Verification at Deployment Time
Producing and storing attestations is useful only if they are verified before workloads are admitted to production. A Kubernetes admission controller can verify that every image carries a valid cosign-signed SBOM attestation before allowing the pod to be scheduled.

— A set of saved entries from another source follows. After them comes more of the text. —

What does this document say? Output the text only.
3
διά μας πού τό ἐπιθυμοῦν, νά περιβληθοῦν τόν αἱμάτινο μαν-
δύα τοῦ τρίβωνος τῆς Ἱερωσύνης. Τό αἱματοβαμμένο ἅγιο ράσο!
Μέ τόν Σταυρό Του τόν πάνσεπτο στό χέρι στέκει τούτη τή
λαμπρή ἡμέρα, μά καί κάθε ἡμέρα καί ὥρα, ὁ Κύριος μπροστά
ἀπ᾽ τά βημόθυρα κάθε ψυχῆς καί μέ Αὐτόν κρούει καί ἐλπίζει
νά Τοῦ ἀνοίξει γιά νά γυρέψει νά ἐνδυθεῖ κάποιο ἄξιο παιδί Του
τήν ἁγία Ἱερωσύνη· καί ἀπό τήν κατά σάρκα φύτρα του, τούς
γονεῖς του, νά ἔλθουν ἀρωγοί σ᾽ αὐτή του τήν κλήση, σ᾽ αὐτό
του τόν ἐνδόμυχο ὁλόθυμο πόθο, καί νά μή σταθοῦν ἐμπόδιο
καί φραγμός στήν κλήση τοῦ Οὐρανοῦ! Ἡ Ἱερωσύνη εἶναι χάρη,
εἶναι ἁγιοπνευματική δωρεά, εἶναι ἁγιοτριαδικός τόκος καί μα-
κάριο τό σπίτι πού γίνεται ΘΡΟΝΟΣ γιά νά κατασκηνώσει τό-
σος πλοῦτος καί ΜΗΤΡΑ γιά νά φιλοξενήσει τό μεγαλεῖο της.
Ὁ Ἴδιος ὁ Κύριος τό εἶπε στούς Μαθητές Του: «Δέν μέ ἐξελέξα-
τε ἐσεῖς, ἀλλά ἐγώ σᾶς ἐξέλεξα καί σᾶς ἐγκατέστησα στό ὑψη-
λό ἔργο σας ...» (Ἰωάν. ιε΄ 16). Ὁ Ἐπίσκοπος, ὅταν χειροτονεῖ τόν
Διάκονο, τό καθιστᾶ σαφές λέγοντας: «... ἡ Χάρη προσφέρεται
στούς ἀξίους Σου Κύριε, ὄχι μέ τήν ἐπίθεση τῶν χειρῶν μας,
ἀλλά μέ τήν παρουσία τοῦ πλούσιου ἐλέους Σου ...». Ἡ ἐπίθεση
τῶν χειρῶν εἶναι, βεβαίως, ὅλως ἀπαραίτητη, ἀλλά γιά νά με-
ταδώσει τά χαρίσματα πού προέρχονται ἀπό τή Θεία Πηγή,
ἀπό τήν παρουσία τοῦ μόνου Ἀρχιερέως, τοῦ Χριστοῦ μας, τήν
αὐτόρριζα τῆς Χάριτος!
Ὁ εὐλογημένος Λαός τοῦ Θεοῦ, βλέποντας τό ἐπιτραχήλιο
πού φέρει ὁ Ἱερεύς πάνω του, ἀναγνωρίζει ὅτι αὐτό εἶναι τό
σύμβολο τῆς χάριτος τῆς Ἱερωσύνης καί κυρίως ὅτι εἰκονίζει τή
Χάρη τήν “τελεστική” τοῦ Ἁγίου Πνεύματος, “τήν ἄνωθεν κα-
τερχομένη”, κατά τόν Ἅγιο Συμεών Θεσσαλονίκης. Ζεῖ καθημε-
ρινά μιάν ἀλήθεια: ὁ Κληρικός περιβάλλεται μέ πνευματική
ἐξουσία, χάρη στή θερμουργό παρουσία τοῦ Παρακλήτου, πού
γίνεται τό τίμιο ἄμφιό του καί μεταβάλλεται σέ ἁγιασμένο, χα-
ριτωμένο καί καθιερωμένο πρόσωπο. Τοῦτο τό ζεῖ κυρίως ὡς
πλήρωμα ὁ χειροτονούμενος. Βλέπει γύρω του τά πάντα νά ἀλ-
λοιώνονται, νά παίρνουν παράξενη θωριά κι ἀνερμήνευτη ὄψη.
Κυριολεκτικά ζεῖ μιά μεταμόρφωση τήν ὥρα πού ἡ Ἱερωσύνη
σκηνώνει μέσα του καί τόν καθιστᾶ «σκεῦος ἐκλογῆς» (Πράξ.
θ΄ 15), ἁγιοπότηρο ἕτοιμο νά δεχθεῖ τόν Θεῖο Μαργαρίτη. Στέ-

Policy Admission Controller (using Kyverno):
apiVersion: kyverno.io/v1
kind: ClusterPolicy
metadata:
name: require-sbom-attestation
spec:
validationFailureAction: Enforce
rules:
- name: check-sbom-attestation
match:
any:
- resources:
kinds: [Pod]
namespaces: [production]
verifyImages:
- imageReferences:
- "ghcr.io/myorg/*"
attestations:
- predicateType: https://cyclonedx.org/bom
attestors:
- entries:
- keyless:
subject: "https://github.com/myorg/*/.github/workflows/*.yml@refs/heads/main"
issuer: "https://token.actions.githubusercontent.com"
This rejects any pod in the production namespace whose image does not have a CycloneDX SBOM attestation signed by GitHub Actions OIDC from the main branch, closing the loop from generation to enforcement.